Fifty-five consecutive adults with history of snoring, daytime sleepiness, with mild to moderate OSAHS were enrolled. Quality of life (QOL) surveys, measures of snoring intensity, and Epworth Sleepiness Scale (ESS) were obtained. Patients were randomized to receive treatment either with three palatal implants or with a sham procedure without implants. Both physician and patient were blinded with respect to the randomization. At three months, polysomnography was repeated, and the subjects were reassessed with the above mentioned surveys. Objective and subjective results were then compared for the experimental and control groups.

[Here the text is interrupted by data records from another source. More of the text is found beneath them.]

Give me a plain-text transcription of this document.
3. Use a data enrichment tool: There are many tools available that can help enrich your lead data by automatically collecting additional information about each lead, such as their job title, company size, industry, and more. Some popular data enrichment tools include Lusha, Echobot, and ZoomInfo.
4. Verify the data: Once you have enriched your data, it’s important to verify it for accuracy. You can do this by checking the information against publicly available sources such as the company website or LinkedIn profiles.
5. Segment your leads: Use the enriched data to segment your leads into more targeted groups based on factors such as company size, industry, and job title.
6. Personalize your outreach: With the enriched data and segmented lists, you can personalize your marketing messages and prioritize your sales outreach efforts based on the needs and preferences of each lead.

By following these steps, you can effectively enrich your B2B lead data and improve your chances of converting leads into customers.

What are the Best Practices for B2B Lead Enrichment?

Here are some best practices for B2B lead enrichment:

Fifty-five patients completed the study (29 experimental and 26 control). AHI improvement was statistically significant for the experimental group. Objective cure was defined as 50 percent reduction in AHI and AHI < 20. Objective cure was statistically higher in the experimental group (37.9 percent vs. zero percent). In general, QOL scores showed greater improvement in the experimental group as compared with the control group. Subjective improvement in snoring (defined as at least a 50 percent decrease), was significantly higher in the experimental group than in the control group (62.1 percent vs. zero percent). Daytime sleepiness was significantly decreased in the experimental group and remained statistically unchanged in the control group.
This study presents randomized, placebo-controlled evidence on the effectiveness of palatal implant for improvement of AHI, QOL, snoring intensity, and daytime sleepiness. Patients treated with palatal implants demonstrate a significant improvement in objective and subjective measures when compared to a sham surgical control group in OSAHS. This study provides level 1 evidence that the palatal implant procedure can result in a significant decrease in AHI and that it has a 37.9 percent cure rate of mild and moderate OSAHS that compares favorably with UPPP. This study also provides level 1 evidence that the palatal implant procedure provides improvement in QOL, is effective in eliminating snoring in 62.1 percent of patients, and demonstrates a decrease in the level of daytime sleepiness. The overall effectiveness of the palatal implant procedure is comparable to permanent surgical alteration of the soft palate without the associated morbidity.